Data, data everywhere, and nary a data scientist in sight. Or at least, not one you can afford. It's a classic Catch-22. To thrive, businesses need to pull financial, sales, predictive, social, and other data into a complete view of the customer. But big data practitioners with fancy degrees who can bring sophisticated analytics chops to bear on that effort start in the six figures, if you can even find one.
Academics and consultants pontificate on the crisis. McKinsey & Co. exclaims that advanced big data analytics, driven partly by the Internet of Things, could increase GDP in retailing and manufacturing by up to $325 billion annually and trim nearly as much from the cost of healthcare and government services by 2020. Too bad most organizations will never be able to hire that expertise. Yep, the world's got big data envy bad, and a data scientist is the silver bullet we all need.
Here's an alternative viewpoint: You don't need them. Instead, bring big data analytics down to earth, train some people, and use the tools you have, with a few select additions. Now before you go all Pi and post N∞ comments opposing the concept, hear me out.

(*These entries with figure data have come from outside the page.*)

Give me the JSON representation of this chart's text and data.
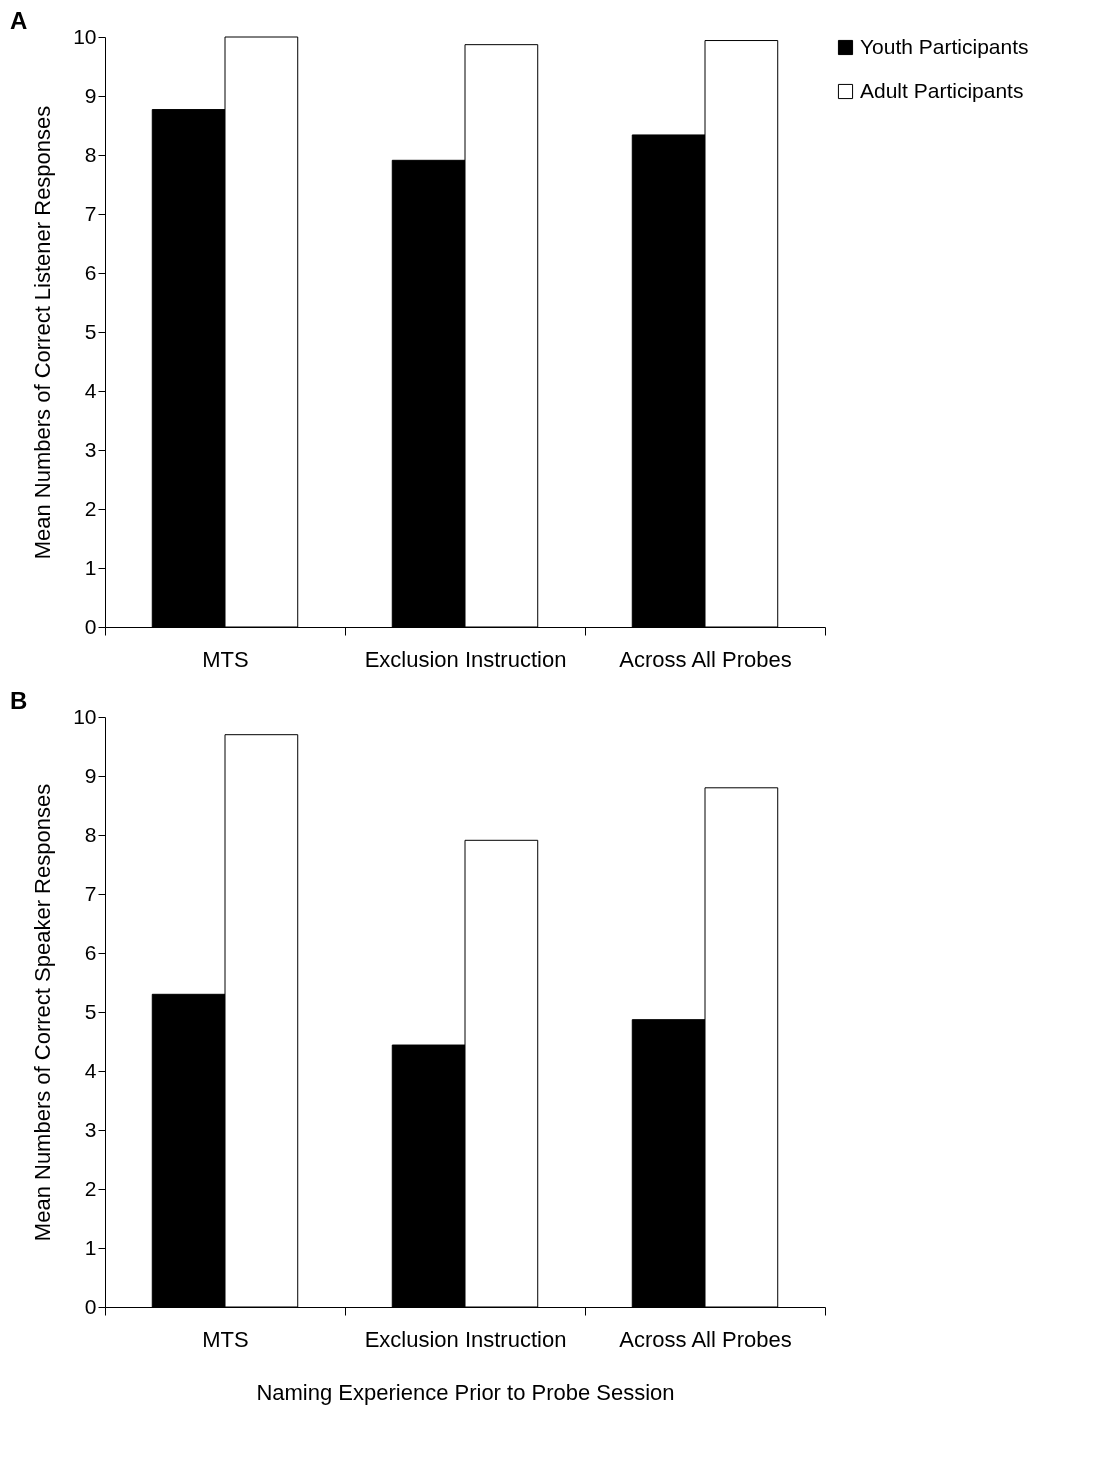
{
  "chart_data": [
    {
      "type": "bar",
      "title": "A",
      "ylabel": "Mean Numbers of Correct Listener Responses",
      "categories": [
        "MTS",
        "Exclusion Instruction",
        "Across All Probes"
      ],
      "series": [
        {
          "name": "Youth Participants",
          "color": "#000000",
          "values": [
            8.77,
            7.91,
            8.34
          ]
        },
        {
          "name": "Adult Participants",
          "color": "#ffffff",
          "values": [
            10.0,
            9.87,
            9.94
          ]
        }
      ],
      "ylim": [
        0,
        10
      ],
      "yticks": [
        0,
        1,
        2,
        3,
        4,
        5,
        6,
        7,
        8,
        9,
        10
      ],
      "grid": false,
      "legend": "top right"
    },
    {
      "type": "bar",
      "title": "B",
      "ylabel": "Mean Numbers of Correct Speaker Responses",
      "xlabel": "Naming Experience Prior to Probe Session",
      "categories": [
        "MTS",
        "Exclusion Instruction",
        "Across All Probes"
      ],
      "series": [
        {
          "color": "#000000",
          "values": [
            5.3,
            4.44,
            4.87
          ]
        },
        {
          "color": "#ffffff",
          "values": [
            9.7,
            7.91,
            8.8
          ]
        }
      ],
      "ylim": [
        0,
        10
      ],
      "yticks": [
        0,
        1,
        2,
        3,
        4,
        5,
        6,
        7,
        8,
        9,
        10
      ],
      "grid": false,
      "legend": false
    }
  ]
}
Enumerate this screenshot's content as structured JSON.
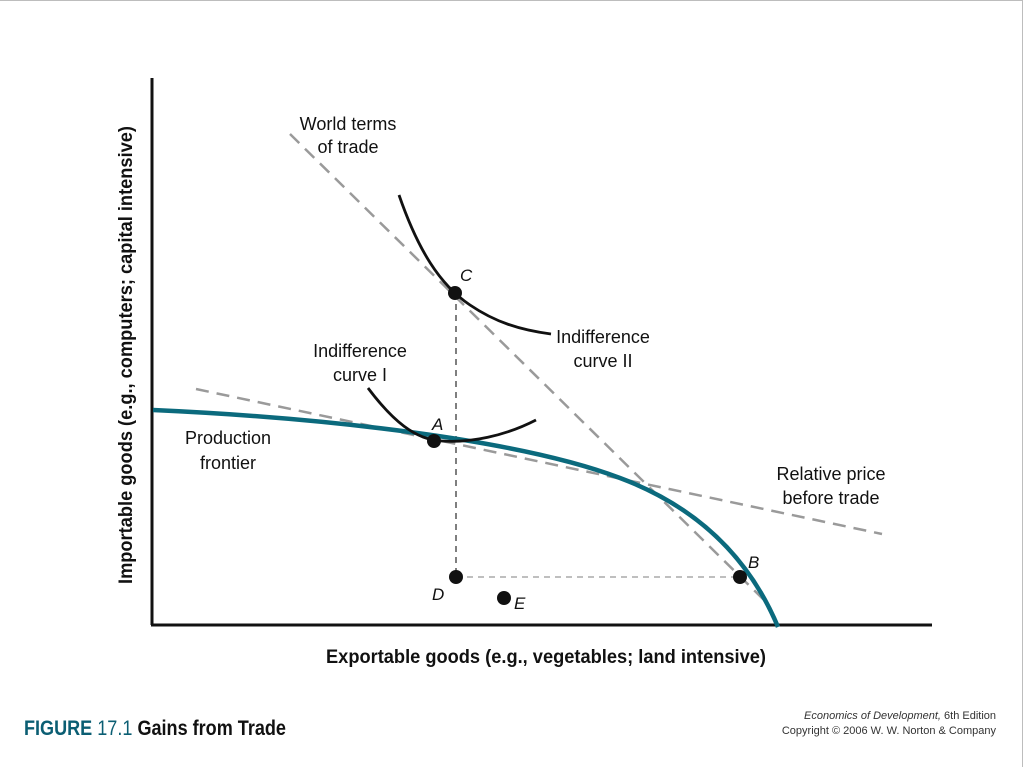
{
  "figure": {
    "label": "FIGURE",
    "number": "17.1",
    "title": "Gains from Trade"
  },
  "credit": {
    "book_title": "Economics of Development,",
    "edition": "6th Edition",
    "copyright": "Copyright © 2006 W. W. Norton & Company"
  },
  "axes": {
    "x_label": "Exportable goods (e.g., vegetables; land intensive)",
    "y_label": "Importable goods (e.g., computers; capital intensive)"
  },
  "labels": {
    "world_terms_line1": "World terms",
    "world_terms_line2": "of trade",
    "indiff2_line1": "Indifference",
    "indiff2_line2": "curve II",
    "indiff1_line1": "Indifference",
    "indiff1_line2": "curve I",
    "production_line1": "Production",
    "production_line2": "frontier",
    "relprice_line1": "Relative price",
    "relprice_line2": "before trade"
  },
  "points": {
    "A": "A",
    "B": "B",
    "C": "C",
    "D": "D",
    "E": "E"
  },
  "colors": {
    "frontier": "#0b6a7d",
    "dashed": "#9a9a9a",
    "curve": "#111111",
    "accent": "#0b5e73"
  }
}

Yes there's an explosion of data. Total digital data is doubling in size every two years, according to the annual IDC Digital Universe Survey. IBM says 90% of the data in the world today has been created in the last two years, and we're certainly not slowing down. But guess what? There's also an explosion of tools and tactics to help knowledge workers tap into and make sense of it all. Incumbent enterprise data management vendors such as IBM, Informatica, SAP, and Oracle have beefed up their suites through development and acquisition. The cloud provides ample room to store all the data you can afford to collect, and Amazon and Google have added query tools and engines to use it. Add in the usual startups and specialists, like Domo, Pentaho, Tableau, and Tibco/Jaspersoft, and you have an amazing ecosystem to support better analytics. Heck, even Excel now supports massive data sets and 1 million-plus rows.
On the back end, a crack team of great data scientists and engineers may be happy to completely redesign your architecture. But is that your top priority today? Or would you rather take advantage of existing tools that don't need a revamp of your entire data model and spend that cash elsewhere?
Look, a $750 million-revenue organization already distributes thousands of reports and dashboards every week. People up and down the ranks make data-driven decisions all the time. That's the good news. The bad news is that most of those decisions are based on legacy practices and methodologies that don't fully leverage existing structured data sets, let alone unstructured data. So back away from the Hadoop cluster and focus on how you can improve your company's analytics skill sets and results today. It's completely doable.
Moreover, you can make your internal data work for your not only your employees, but for customers and suppliers. I work with a US software publisher that's a great example of leveraging data that would once have sat idle. The company offers reading and literacy software for grades K-12. Its system provides detailed analysis on student development over the course of the year. The current reporting is typical in education -- progress by student, grade, and school, aligned to state standards.
The publisher realized it could create an anonymous pool of performance data that would link all student progress across its entire client base. This data could be combined with socioeconomic and organizational data to create a rich "best practices" data pool that simply doesn't exist today. The data set, scheduled to go live this fall, will let a school analyze, in near real time, how students are performing relative to their class, district, and similar institutions across the United States. They can analyze specific strategies and exercises that are part of the program at an individual district level. And the best part? Reporting is built right into existing data tools, so people can tap into this treasure trove on a continual basis.